Era un pueblo pequeño, de unos veinte mil habitantes, a orillas de un lago. Llegué allí en una autobús atestado de gente que seguro vivía allí o iba a comerciar sus verduras o a visitar a algún familiar. El terminal terrestre estaba en la parte alta del pueblo, y desde allí, como en un mirador, se veía un océano azul perderse en su intimidad.
No recuerdo muy bien cómo era el centro. Caminé hacia allí con una mochila y el queso que me había comprado dos días antes en el mercado. En esa época trataba de ahorrar, de estirar el dinero lo máximo posible. Mi misión era quedarme varios días en Puno. Conocer bien la región, sin imaginar que terminaría visitándola con regularidad.
Juli era un pueblo del que jamás había escuchado hablar en los relatos de mi familia. Nosotros no teníamos ningún lazo con Puno, ninguna historia de haciendas expropiadas -como la tenían otras familias- durante la dictadura de Velasco Alvarado. Tampoco conocíamos a alguien que tuviera ascendientes allí. Ni siquiera Mamá Benita, que en sus narraciones extraordinarias, nunca mencionó el nombre de Juli.
-¿Juli? -se preguntó cuando le mencioné mi descubrimiento.
-Sí, Juli, Benita.
No, jamás había escuchado hablar de ese lugar.

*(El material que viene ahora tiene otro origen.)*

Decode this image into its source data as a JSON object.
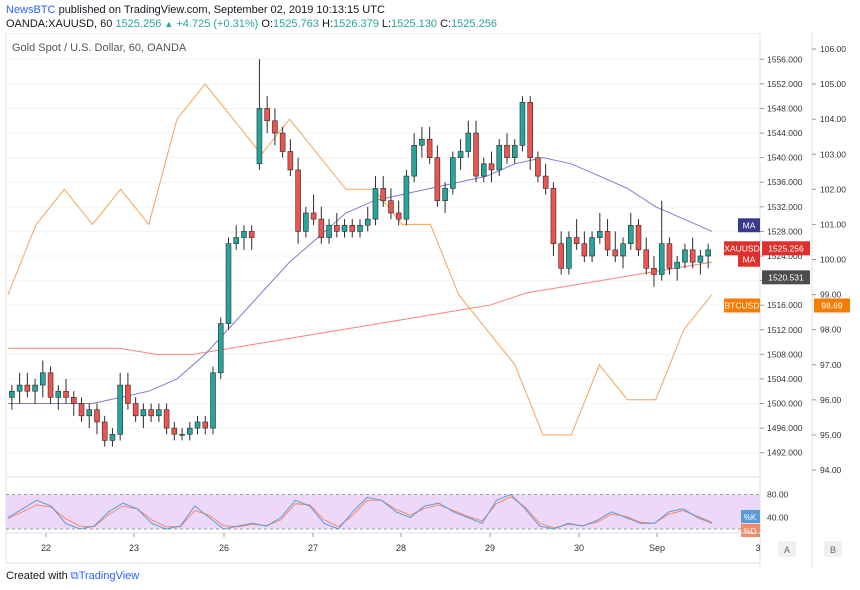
{
  "header": {
    "brand": "NewsBTC",
    "published_text": " published on TradingView.com, September 02, 2019 10:13:15 UTC",
    "symbol": "OANDA:XAUUSD, 60",
    "close_top": "1525.256",
    "change": "+4.725 (+0.31%)",
    "o_label": "O:",
    "o_value": "1525.763",
    "h_label": "H:",
    "h_value": "1526.379",
    "l_label": "L:",
    "l_value": "1525.130",
    "c_label": "C:",
    "c_value": "1525.256"
  },
  "chart_title": "Gold Spot / U.S. Dollar, 60, OANDA",
  "footer": {
    "created": "Created with",
    "logo": "TradingView"
  },
  "bottom_buttons": {
    "a": "A",
    "b": "B"
  },
  "colors": {
    "up": "#26a69a",
    "down": "#ef5350",
    "candle": "#2b2b2b",
    "ma_fast": "#7e7ec8",
    "ma_slow": "#f7867a",
    "btc": "#f7a25a",
    "stoch_k": "#5b9bd5",
    "stoch_d": "#f28b6a",
    "stoch_bg": "#e7c8f7",
    "xau_tag": "#e0302b",
    "ma_tag": "#3a3a8c",
    "price_tag": "#4d4d4d",
    "btc_tag": "#f57c00"
  },
  "chart_data": {
    "type": "candlestick",
    "price_axis": {
      "ticks": [
        "1556.000",
        "1552.000",
        "1548.000",
        "1544.000",
        "1540.000",
        "1536.000",
        "1532.000",
        "1528.000",
        "1524.000",
        "1520.000",
        "1516.000",
        "1512.000",
        "1508.000",
        "1504.000",
        "1500.000",
        "1496.000",
        "1492.000"
      ],
      "range": [
        1490,
        1558
      ]
    },
    "btc_axis": {
      "ticks": [
        "106.00",
        "105.00",
        "104.00",
        "103.00",
        "102.00",
        "101.00",
        "100.00",
        "99.00",
        "98.00",
        "97.00",
        "96.00",
        "95.00",
        "94.00"
      ]
    },
    "time_axis": [
      "22",
      "23",
      "26",
      "27",
      "28",
      "29",
      "30",
      "Sep",
      "3"
    ],
    "candles": [
      [
        1501,
        1503,
        1499,
        1502
      ],
      [
        1502,
        1505,
        1500,
        1503
      ],
      [
        1503,
        1505,
        1501,
        1502
      ],
      [
        1502,
        1504,
        1500,
        1503
      ],
      [
        1503,
        1507,
        1501,
        1505
      ],
      [
        1505,
        1506,
        1500,
        1501
      ],
      [
        1501,
        1503,
        1499,
        1502
      ],
      [
        1502,
        1504,
        1500,
        1501
      ],
      [
        1501,
        1502,
        1498,
        1500
      ],
      [
        1500,
        1501,
        1497,
        1498
      ],
      [
        1498,
        1500,
        1496,
        1499
      ],
      [
        1499,
        1500,
        1495,
        1497
      ],
      [
        1497,
        1498,
        1493,
        1494
      ],
      [
        1494,
        1496,
        1493,
        1495
      ],
      [
        1495,
        1505,
        1494,
        1503
      ],
      [
        1503,
        1505,
        1499,
        1500
      ],
      [
        1500,
        1501,
        1497,
        1498
      ],
      [
        1498,
        1500,
        1496,
        1499
      ],
      [
        1499,
        1500,
        1497,
        1498
      ],
      [
        1498,
        1500,
        1497,
        1499
      ],
      [
        1499,
        1500,
        1495,
        1496
      ],
      [
        1496,
        1497,
        1494,
        1495
      ],
      [
        1495,
        1496,
        1494,
        1495
      ],
      [
        1495,
        1497,
        1494,
        1496
      ],
      [
        1496,
        1498,
        1495,
        1497
      ],
      [
        1497,
        1498,
        1495,
        1496
      ],
      [
        1496,
        1506,
        1495,
        1505
      ],
      [
        1505,
        1514,
        1504,
        1513
      ],
      [
        1513,
        1527,
        1512,
        1526
      ],
      [
        1526,
        1529,
        1525,
        1527
      ],
      [
        1527,
        1529,
        1525,
        1528
      ],
      [
        1528,
        1529,
        1525,
        1527
      ],
      [
        1539,
        1556,
        1538,
        1548
      ],
      [
        1548,
        1550,
        1544,
        1546
      ],
      [
        1546,
        1548,
        1542,
        1544
      ],
      [
        1544,
        1545,
        1540,
        1541
      ],
      [
        1541,
        1543,
        1537,
        1538
      ],
      [
        1538,
        1540,
        1526,
        1528
      ],
      [
        1528,
        1532,
        1527,
        1531
      ],
      [
        1531,
        1534,
        1529,
        1530
      ],
      [
        1530,
        1532,
        1526,
        1527
      ],
      [
        1527,
        1530,
        1526,
        1529
      ],
      [
        1529,
        1531,
        1527,
        1528
      ],
      [
        1528,
        1530,
        1527,
        1529
      ],
      [
        1529,
        1530,
        1527,
        1528
      ],
      [
        1528,
        1530,
        1527,
        1529
      ],
      [
        1529,
        1532,
        1528,
        1530
      ],
      [
        1530,
        1537,
        1529,
        1535
      ],
      [
        1535,
        1537,
        1532,
        1533
      ],
      [
        1533,
        1535,
        1530,
        1531
      ],
      [
        1531,
        1533,
        1529,
        1530
      ],
      [
        1530,
        1538,
        1529,
        1537
      ],
      [
        1537,
        1544,
        1536,
        1542
      ],
      [
        1542,
        1545,
        1540,
        1543
      ],
      [
        1543,
        1545,
        1539,
        1540
      ],
      [
        1540,
        1542,
        1532,
        1533
      ],
      [
        1533,
        1536,
        1531,
        1535
      ],
      [
        1535,
        1541,
        1534,
        1540
      ],
      [
        1540,
        1543,
        1538,
        1541
      ],
      [
        1541,
        1546,
        1540,
        1544
      ],
      [
        1544,
        1546,
        1536,
        1537
      ],
      [
        1537,
        1540,
        1536,
        1539
      ],
      [
        1539,
        1541,
        1536,
        1538
      ],
      [
        1538,
        1543,
        1537,
        1542
      ],
      [
        1542,
        1544,
        1539,
        1540
      ],
      [
        1540,
        1543,
        1539,
        1542
      ],
      [
        1542,
        1550,
        1541,
        1549
      ],
      [
        1549,
        1550,
        1538,
        1540
      ],
      [
        1540,
        1541,
        1536,
        1537
      ],
      [
        1537,
        1539,
        1534,
        1535
      ],
      [
        1535,
        1536,
        1524,
        1526
      ],
      [
        1526,
        1528,
        1521,
        1522
      ],
      [
        1522,
        1528,
        1521,
        1527
      ],
      [
        1527,
        1530,
        1525,
        1526
      ],
      [
        1526,
        1528,
        1523,
        1524
      ],
      [
        1524,
        1528,
        1523,
        1527
      ],
      [
        1527,
        1531,
        1526,
        1528
      ],
      [
        1528,
        1530,
        1524,
        1525
      ],
      [
        1525,
        1528,
        1523,
        1524
      ],
      [
        1524,
        1527,
        1522,
        1526
      ],
      [
        1526,
        1531,
        1525,
        1529
      ],
      [
        1529,
        1530,
        1524,
        1525
      ],
      [
        1525,
        1527,
        1521,
        1522
      ],
      [
        1522,
        1524,
        1519,
        1521
      ],
      [
        1521,
        1533,
        1520,
        1526
      ],
      [
        1526,
        1527,
        1521,
        1522
      ],
      [
        1522,
        1524,
        1520,
        1523
      ],
      [
        1523,
        1526,
        1522,
        1525
      ],
      [
        1525,
        1527,
        1522,
        1523
      ],
      [
        1523,
        1525,
        1521,
        1524
      ],
      [
        1524,
        1526,
        1522,
        1525
      ]
    ],
    "ma_fast": [
      1500,
      1500,
      1500,
      1500,
      1501,
      1502,
      1504,
      1508,
      1513,
      1518,
      1523,
      1527,
      1531,
      1533,
      1534,
      1535,
      1536,
      1537,
      1539,
      1540,
      1539,
      1537,
      1535,
      1532,
      1530,
      1528
    ],
    "ma_slow": [
      1509,
      1509,
      1509,
      1509,
      1508,
      1508,
      1509,
      1510,
      1511,
      1512,
      1513,
      1514,
      1515,
      1516,
      1518,
      1519,
      1520,
      1521,
      1522,
      1523
    ],
    "btc": [
      99,
      101,
      102,
      101,
      102,
      101,
      104,
      105,
      104,
      103,
      104,
      103,
      102,
      102,
      101,
      101,
      99,
      98,
      97,
      95,
      95,
      97,
      96,
      96,
      98,
      99
    ],
    "tags": {
      "ma_fast": "MA",
      "xau": "XAUUSD",
      "xau_value": "1525.256",
      "ma_slow": "MA",
      "price": "1520.531",
      "btc": "BTCUSD",
      "btc_value": "98.69"
    },
    "stoch": {
      "ticks": [
        "80.00",
        "40.00"
      ],
      "labels": [
        "%K",
        "%D"
      ],
      "k": [
        40,
        55,
        70,
        60,
        30,
        20,
        25,
        50,
        65,
        55,
        30,
        20,
        25,
        60,
        40,
        20,
        25,
        30,
        25,
        40,
        70,
        60,
        30,
        20,
        50,
        75,
        70,
        50,
        40,
        60,
        65,
        50,
        40,
        30,
        70,
        80,
        55,
        25,
        20,
        30,
        25,
        35,
        50,
        40,
        30,
        30,
        50,
        55,
        40,
        30
      ],
      "d": [
        38,
        50,
        62,
        58,
        38,
        25,
        24,
        45,
        60,
        55,
        36,
        24,
        24,
        52,
        44,
        26,
        24,
        28,
        26,
        36,
        64,
        62,
        36,
        24,
        44,
        70,
        70,
        54,
        44,
        56,
        62,
        52,
        42,
        34,
        64,
        76,
        58,
        30,
        22,
        28,
        26,
        32,
        46,
        42,
        32,
        30,
        46,
        52,
        42,
        32
      ]
    }
  }
}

Lo primero que me llamó la atención al caminar fue una iglesia impresionante de la época colonial, construida enteramente en granito. Estaba parada al lado de un terraplén. La iglesia tenía diez metros de altura, un campanario y una nave que podría ser del tamaño del Arca de Noé. Caminé un poco más. Una cuadra o dos, se levantaba otra iglesia que parecía una catedral. No era la única. Habían muchas iglesias más en ese pueblo de cien almas. Cuatro iglesias en cinco cuadras, una de ellas en ruinas, sostenida con vigas, que había sido destruida por un rayo en 1914, rodeada de un muro de piedra, y un arco que miraba al Titicaca.

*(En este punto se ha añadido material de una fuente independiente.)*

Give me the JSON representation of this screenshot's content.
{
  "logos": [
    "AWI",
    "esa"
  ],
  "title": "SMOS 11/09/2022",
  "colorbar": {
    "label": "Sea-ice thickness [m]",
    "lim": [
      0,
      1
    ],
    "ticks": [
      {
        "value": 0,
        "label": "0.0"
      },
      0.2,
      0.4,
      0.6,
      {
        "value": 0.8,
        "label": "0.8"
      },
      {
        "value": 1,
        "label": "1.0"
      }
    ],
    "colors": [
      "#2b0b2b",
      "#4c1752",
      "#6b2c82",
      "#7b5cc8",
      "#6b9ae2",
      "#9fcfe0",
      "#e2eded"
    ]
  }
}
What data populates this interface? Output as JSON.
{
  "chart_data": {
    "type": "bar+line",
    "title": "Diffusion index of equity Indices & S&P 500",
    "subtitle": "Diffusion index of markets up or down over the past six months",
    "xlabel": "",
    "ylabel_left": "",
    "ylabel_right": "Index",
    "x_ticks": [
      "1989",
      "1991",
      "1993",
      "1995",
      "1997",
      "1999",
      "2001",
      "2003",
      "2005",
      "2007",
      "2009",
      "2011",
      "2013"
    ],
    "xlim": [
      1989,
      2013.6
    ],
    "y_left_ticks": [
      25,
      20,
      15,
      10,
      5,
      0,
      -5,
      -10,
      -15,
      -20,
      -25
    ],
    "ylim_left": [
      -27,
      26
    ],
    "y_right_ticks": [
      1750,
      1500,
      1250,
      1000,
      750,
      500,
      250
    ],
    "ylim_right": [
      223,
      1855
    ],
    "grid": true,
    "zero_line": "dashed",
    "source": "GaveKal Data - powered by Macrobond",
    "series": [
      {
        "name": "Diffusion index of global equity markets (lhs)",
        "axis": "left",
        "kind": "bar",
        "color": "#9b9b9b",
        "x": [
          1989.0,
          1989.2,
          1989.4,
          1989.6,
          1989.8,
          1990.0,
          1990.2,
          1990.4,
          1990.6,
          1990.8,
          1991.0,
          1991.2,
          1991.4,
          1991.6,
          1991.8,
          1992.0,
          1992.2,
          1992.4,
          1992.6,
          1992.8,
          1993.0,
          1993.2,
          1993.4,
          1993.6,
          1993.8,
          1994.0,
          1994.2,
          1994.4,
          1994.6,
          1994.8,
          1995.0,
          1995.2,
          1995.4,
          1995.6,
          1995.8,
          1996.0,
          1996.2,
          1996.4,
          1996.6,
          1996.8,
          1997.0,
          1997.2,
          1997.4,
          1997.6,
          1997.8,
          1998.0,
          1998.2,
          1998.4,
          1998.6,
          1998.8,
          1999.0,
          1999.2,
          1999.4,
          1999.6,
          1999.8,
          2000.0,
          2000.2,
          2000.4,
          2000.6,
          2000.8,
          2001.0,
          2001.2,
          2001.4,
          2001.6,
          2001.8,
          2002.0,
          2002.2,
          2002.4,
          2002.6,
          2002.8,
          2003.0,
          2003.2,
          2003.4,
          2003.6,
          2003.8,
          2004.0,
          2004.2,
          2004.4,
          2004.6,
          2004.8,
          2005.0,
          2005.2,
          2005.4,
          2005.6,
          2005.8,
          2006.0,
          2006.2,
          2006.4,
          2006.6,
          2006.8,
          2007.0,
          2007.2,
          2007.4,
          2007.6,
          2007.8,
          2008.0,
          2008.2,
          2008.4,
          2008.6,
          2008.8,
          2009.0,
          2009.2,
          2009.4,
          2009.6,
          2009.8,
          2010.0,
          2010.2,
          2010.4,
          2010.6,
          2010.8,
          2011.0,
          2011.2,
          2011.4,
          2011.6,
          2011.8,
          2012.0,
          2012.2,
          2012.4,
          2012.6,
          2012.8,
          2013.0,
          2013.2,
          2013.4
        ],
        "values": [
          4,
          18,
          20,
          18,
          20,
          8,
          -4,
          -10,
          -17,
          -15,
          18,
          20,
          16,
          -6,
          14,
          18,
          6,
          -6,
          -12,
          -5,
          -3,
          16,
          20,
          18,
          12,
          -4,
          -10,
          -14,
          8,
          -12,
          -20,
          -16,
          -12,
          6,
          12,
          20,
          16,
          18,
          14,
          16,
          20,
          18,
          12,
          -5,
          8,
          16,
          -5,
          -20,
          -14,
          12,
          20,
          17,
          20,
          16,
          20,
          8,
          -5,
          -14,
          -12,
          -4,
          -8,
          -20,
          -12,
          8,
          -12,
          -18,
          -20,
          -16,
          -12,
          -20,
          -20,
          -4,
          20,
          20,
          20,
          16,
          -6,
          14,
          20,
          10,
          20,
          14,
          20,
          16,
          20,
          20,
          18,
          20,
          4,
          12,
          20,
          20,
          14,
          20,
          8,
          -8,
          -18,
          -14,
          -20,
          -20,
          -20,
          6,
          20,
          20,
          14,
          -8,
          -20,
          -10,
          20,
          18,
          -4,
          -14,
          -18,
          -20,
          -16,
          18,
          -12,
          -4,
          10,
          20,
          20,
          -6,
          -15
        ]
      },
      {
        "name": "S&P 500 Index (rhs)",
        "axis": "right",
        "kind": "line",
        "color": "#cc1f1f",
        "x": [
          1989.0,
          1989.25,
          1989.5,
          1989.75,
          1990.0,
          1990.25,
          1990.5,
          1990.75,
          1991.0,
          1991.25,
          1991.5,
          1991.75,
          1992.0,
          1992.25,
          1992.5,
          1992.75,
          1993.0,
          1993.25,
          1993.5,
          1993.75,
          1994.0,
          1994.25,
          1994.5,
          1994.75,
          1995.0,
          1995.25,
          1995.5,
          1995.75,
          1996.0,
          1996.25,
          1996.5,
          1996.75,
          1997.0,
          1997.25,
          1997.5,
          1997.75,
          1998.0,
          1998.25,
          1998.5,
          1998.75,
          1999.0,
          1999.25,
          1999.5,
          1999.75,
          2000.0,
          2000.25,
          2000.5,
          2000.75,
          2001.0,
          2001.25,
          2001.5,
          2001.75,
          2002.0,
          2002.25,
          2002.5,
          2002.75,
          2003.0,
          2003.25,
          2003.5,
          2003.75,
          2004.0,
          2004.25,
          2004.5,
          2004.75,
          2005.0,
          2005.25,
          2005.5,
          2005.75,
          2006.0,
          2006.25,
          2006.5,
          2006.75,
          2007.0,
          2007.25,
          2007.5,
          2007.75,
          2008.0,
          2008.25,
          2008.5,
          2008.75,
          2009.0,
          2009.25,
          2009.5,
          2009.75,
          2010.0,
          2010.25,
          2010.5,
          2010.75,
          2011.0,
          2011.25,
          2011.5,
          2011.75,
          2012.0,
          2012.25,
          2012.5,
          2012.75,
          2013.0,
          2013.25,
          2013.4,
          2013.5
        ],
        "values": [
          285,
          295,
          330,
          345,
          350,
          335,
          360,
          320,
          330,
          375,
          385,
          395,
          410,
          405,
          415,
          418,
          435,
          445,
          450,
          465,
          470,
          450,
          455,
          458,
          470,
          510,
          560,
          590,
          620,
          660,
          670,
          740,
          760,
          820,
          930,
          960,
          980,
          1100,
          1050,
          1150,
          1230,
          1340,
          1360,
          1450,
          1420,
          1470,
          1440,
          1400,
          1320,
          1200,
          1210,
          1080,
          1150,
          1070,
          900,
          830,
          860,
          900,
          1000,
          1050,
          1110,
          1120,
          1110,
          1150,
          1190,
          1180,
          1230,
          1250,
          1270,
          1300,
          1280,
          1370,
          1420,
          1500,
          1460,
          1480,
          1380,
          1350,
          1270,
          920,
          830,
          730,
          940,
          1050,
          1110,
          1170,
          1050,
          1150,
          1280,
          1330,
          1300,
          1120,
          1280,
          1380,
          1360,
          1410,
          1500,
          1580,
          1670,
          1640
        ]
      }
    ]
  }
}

Estas iglesias habían sido construidas por los Dominicos a principios del siglo dieciséis, concluídas por los Jesuítas en el diecisiete. Catequizaron la región a través del lenguaje y el arte, hoy parte de la Escuela de Pintura Cuzqueña. Eran cuatro iglesias. Una escuela para los Indios Nobles, y un convento. Juli es recordada como "La Roma de América".

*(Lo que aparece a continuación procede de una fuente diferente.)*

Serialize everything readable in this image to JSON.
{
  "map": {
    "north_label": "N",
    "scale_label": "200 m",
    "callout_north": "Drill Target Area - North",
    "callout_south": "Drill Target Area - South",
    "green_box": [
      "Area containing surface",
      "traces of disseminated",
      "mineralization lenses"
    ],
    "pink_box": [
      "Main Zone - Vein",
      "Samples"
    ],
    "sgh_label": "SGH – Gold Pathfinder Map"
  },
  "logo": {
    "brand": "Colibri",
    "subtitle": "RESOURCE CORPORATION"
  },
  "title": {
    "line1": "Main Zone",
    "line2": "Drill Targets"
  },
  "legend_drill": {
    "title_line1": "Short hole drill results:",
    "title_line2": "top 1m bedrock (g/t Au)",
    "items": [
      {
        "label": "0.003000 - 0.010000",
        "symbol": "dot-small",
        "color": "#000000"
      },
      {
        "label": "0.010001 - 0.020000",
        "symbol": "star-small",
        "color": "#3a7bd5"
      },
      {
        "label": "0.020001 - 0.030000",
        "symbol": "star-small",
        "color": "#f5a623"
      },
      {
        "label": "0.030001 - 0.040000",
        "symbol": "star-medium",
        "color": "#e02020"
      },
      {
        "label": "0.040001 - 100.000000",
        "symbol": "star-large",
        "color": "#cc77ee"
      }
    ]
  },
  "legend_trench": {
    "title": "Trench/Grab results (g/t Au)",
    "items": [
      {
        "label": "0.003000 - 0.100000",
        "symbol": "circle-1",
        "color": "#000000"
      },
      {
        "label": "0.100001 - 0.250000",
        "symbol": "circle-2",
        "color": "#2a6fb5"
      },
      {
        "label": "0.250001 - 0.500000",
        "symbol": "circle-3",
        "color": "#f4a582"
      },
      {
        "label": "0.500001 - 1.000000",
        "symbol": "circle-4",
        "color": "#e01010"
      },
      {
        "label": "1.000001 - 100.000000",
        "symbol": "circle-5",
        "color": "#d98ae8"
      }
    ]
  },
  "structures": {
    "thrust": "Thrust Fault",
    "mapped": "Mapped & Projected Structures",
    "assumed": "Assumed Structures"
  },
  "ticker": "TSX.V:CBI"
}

Me quería quedar allí a vivir. Me imaginaba alquilando una habitación para escribir las mejores historias jamás imaginadas. Las ranas gigantes que nunca vi. Las embarcaciones que navegaban sin horizonte. Los campesinos trabajando la tierra. Las mujeres aymaras con sus sombreros a lo Charles Chaplin. La lengua puquina que habitó esa región, y que después, sin dejar huella, desaparecería de la faz de la historia.
Juli era un pueblo ahora medio abandonado. ¿Las iglesias oficiaban misa? No vi ningún cura caminar por allí, ni monjas, ni sacristanes, ni siquiera un museo que describiera los años en la colonia. Entré a una tienda a comprarme unas galletas. La señora que atendía parecía estar aburrida mirando una telenovela pasada de moda. Me vendió unas galletas de naranja marca chomp que las degusté en el camino. En el centro del pueblo no había ningún alma que recordase aquella época histórica de Juli, "La Roma de América". Sí, ese es el apelativo de Juli. La Roma de América. Durante la colonia inspiró el arte de la Escuela de Pintura Cuzqueña.
Recuerdo que subí la cuesta hacia el terminal de autobuses. Allí tomé la combi que me llevaría de regreso a Puno. Quería volver, sí, y pronto.